Abstract

Recent studies of the phylogeny of several groups of native Hawaiian vascular plants have led to significant insights into the origin and evolution of important elements of the Hawaiian flora. No groups of Hawaiian pteridophytes have been subjected previously to rigorous phylogenetic analysis. We conducted a molecular phylogenetic analysis of the endemic Hawaiian fern genus Adenophorus employing DNA sequence variation from three cpDNA fragments: rbcL, atpβ, and the trnL-trnF intergenic spacer (IGS). In the phylogenetic analyses we employed maximum parsimony and Bayesian inference. Bayesian phylogenetic inference often provided stronger support for hypothetical relationships than did nonparametric bootstrap analyses.

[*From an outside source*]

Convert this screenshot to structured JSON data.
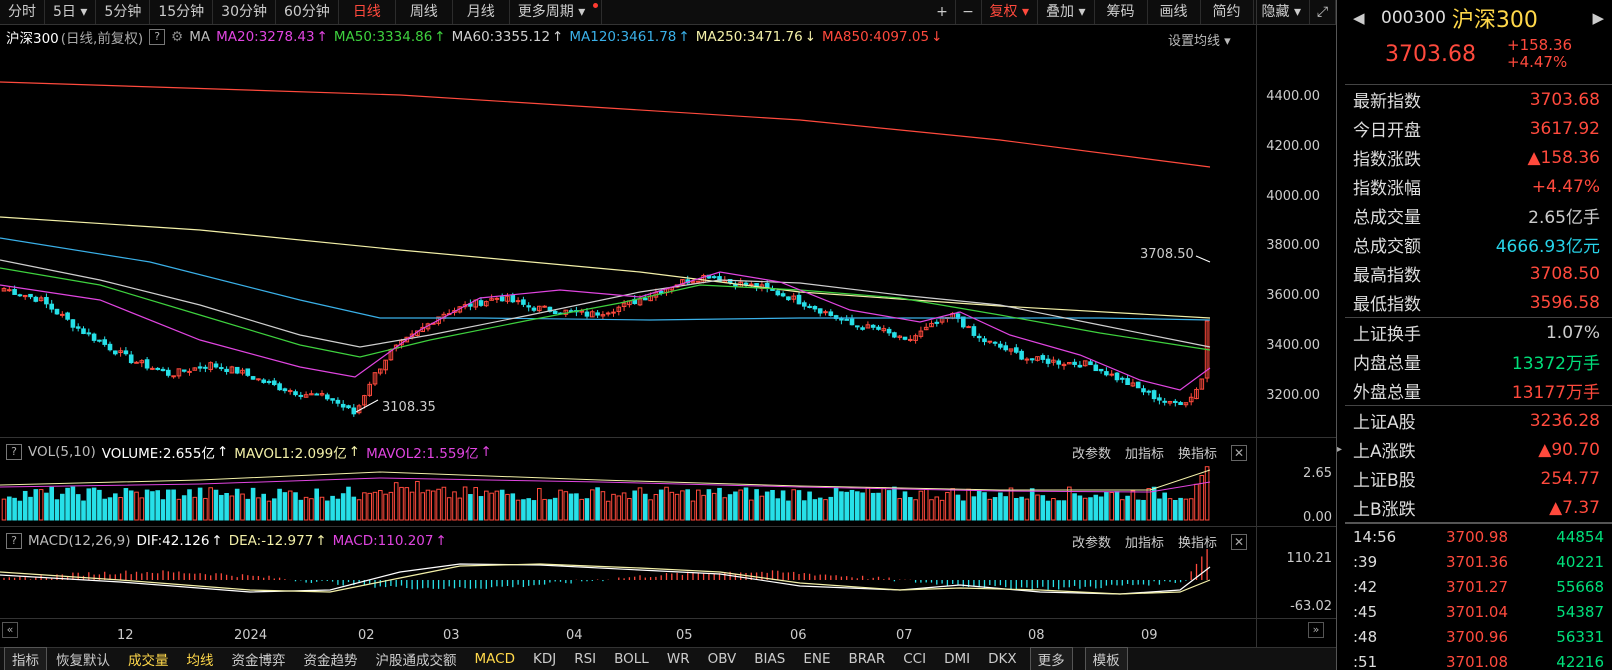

Although phylogenetic analyses of individual DNA fragments resulted in different patterns of relationships among species and varying levels of support for various clades, a combined analysis of all three sets of sequences produced one, strongly supported phylogenetic hypothesis. The primary features of that hypothesis are: (1) Adenophorus is monophyletic; (2) subgenus Oligadenus is paraphyletic; (3) the enigmatic endemic Hawaiian species Grammitis tenella is strongly supported as the sister taxon to Adenophorus; (4) highly divided leaf blades are evolutionarily derived in the group and simple leaves are ancestral; and, (5) the biogeographical origin of the common ancestor of the Adenophorus–G. tenella clade remains unresolved, although a neotropical origin seems most likely.